Ce qui n'empêchera pas sans doute bien des personnes de continuer à y croire.

A propos du rubis reconstitué.

Nous avons reçu la lettre suivante:

Monsieur le directeur,

Dans votre numéro du 28 octobre 1905, à la page 287, je lis l'entrefilet suivant: «Rappelons, à ce propos, que le rubis artificiel, ou rubis reconstitué, «aussi beau que «le vrai», si abondant aujourd'hui chez les joailliers parisiens, est obtenu simplement en fondant de la poussière de rubis naturel. Il n'y a donc aucune comparaison à établir entre cette industrie et le problème de la transformation d'un pain de sucre en rivière de diamant.»

Je ne puis laisser passer, sans protester, la phrase dans laquelle vous dites: «... Le rubis reconstitué... si abondant aujourd'hui chez les joailliers parisiens...»

En effet, le public serait tenté de croire que, contrairement à la réalité des faits, les joailliers parisiens ont dans leur stock une quantité de rubis reconstitués.

C'est le contraire qui existe. Les joailliers parisiens considèrent, à juste raison, le rubis reconstitué, non comme une pierre naturelle, mais comme un simple produit artificiel, dépourvu de toute grande valeur.

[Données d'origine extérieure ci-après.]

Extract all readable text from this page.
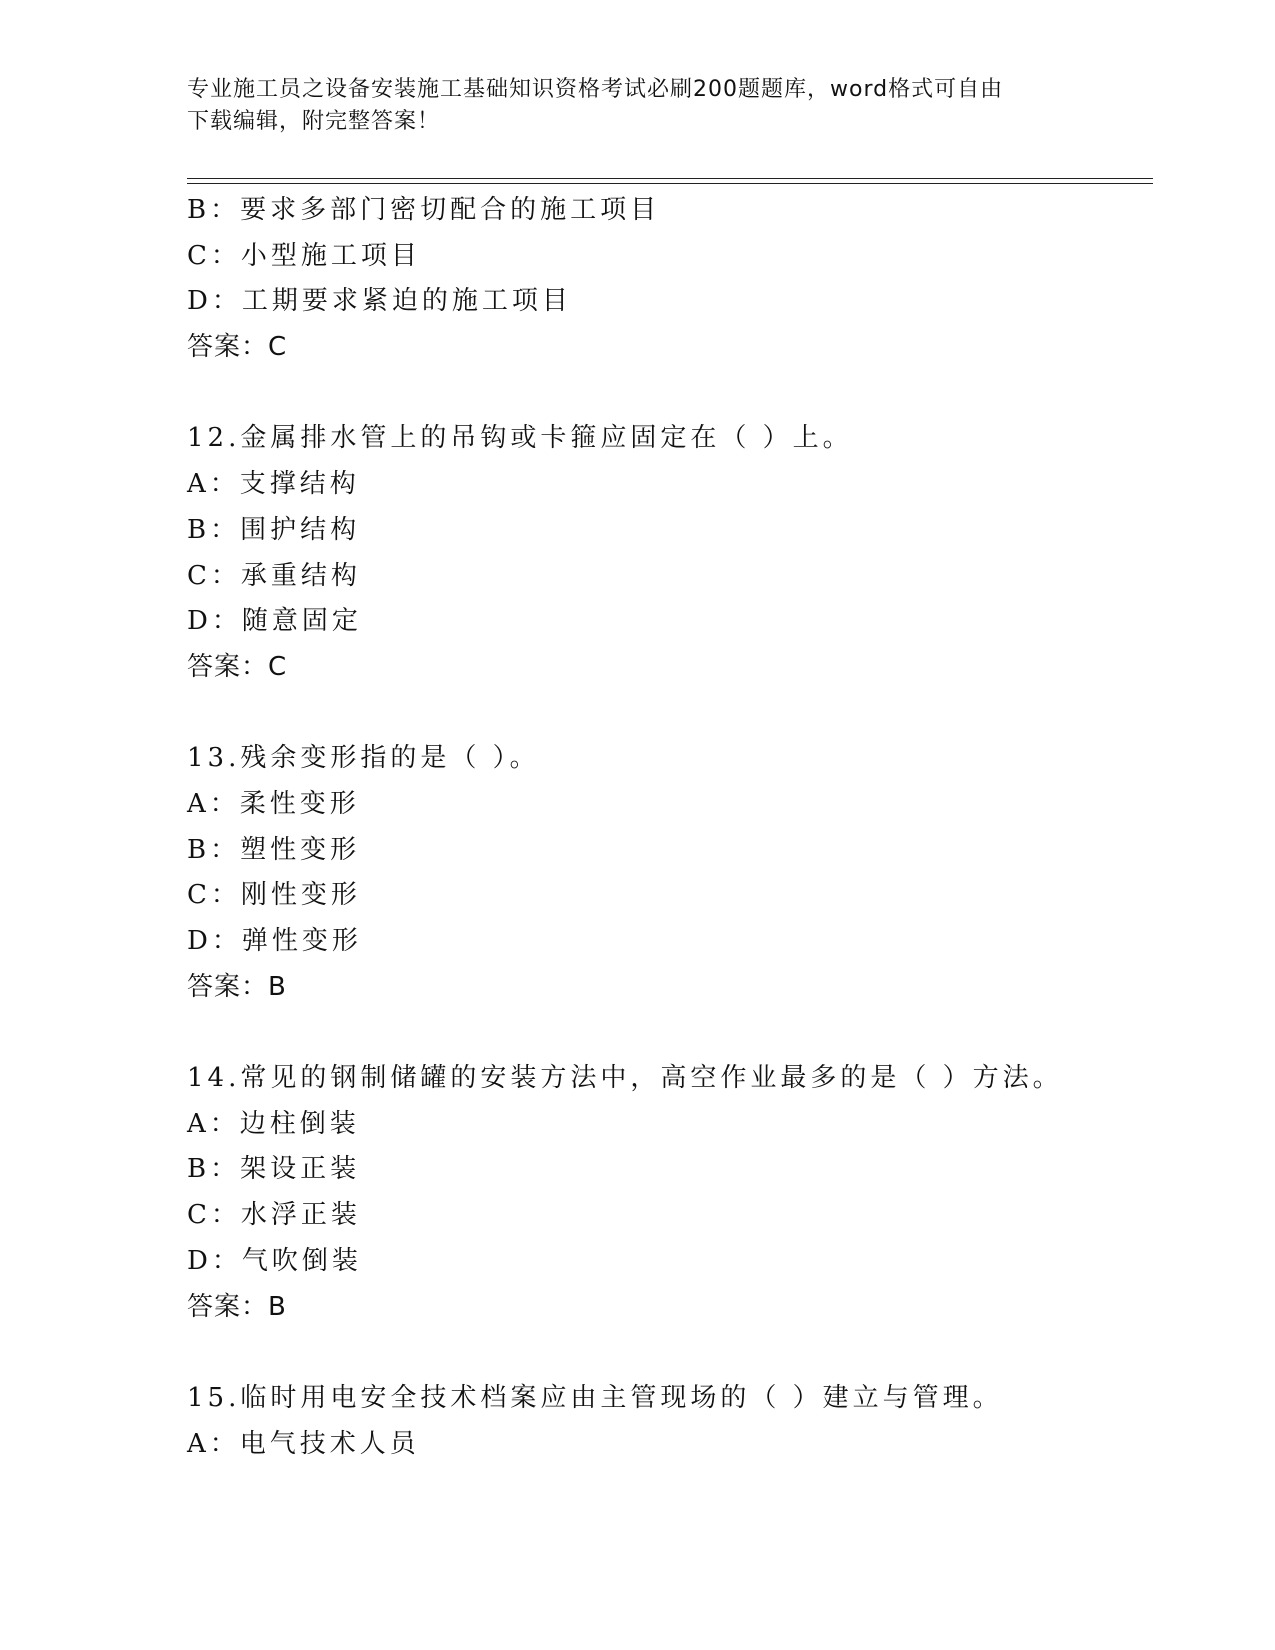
专业施工员之设备安装施工基础知识资格考试必刷200题题库，word格式可自由
下载编辑，附完整答案！
B：要求多部门密切配合的施工项目
C：小型施工项目
D：工期要求紧迫的施工项目
答案：C
12.金属排水管上的吊钩或卡箍应固定在（ ）上。
A：支撑结构
B：围护结构
C：承重结构
D：随意固定
答案：C
13.残余变形指的是（ ）。
A：柔性变形
B：塑性变形
C：刚性变形
D：弹性变形
答案：B
14.常见的钢制储罐的安装方法中，高空作业最多的是（ ）方法。
A：边柱倒装
B：架设正装
C：水浮正装
D：气吹倒装
答案：B
15.临时用电安全技术档案应由主管现场的（ ）建立与管理。
A：电气技术人员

Veuillez agréer... etc. Le président de la Chambre syndicale de la bijouterie, joaillerie, orfèvrerie de Paris, Léon Aucoc.

NOTRE SUPPLÉMENT MUSICAL

Le supplément musical de l'Illustration est consacré aujourd'hui à Miarka, le beau drame lyrique de M. Jean Richepin, musique de M. Alexandre Georges, qui a été acclamé cette semaine à l'Opéra-Comique.

Les fervents de musique classique ont salué avec plaisir dans cette Miarka les deux hymnes que nous publions précisément dans ce numéro. Ces belles pages étaient pour eux des connaissances qui datent de novembre 1896. C'est en effet à une des séances du Concert Lamoureux, au Cirque d'Été, que Mme Jenny Passama créa, au milieu d'applaudissements unanimes et pour l'auteur et pour l'interprète, l'Hymne à la Rivière et l'Hymne au Soleil, qui, depuis, ont été intercalés dans le drame lyrique de M. Alexandre Georges et en sont les plus purs joyaux.

Ces deux airs se chantent l'un à la suite de l'autre, à la fin du premier tableau, qui est le prologue de Miarka. Ils sont le baptême de la petite Miarka que sa grand'mère, la Vougne, une bohémienne qui détient les secrets et les rythmes de la tribu, présente d'abord à l'eau, où elle la trempe, puis au soleil pour la sécher.

L'Hymne à la Rivière est comme une incantation solennelle, hiératique; l'orchestration en semble enveloppée de mystère et d'émotion pénétrante.

L'Hymne au Soleil est, au contraire, vibrant, éclatant. C'est de la musique qui se grise pour ainsi dire de lumière. C'est une invocation d'un lyrisme enfiévré. Mme Héglon a fait ressortir en grande artiste le contraste voulu par l'auteur entre ces deux pages de coloration si variée. L. S.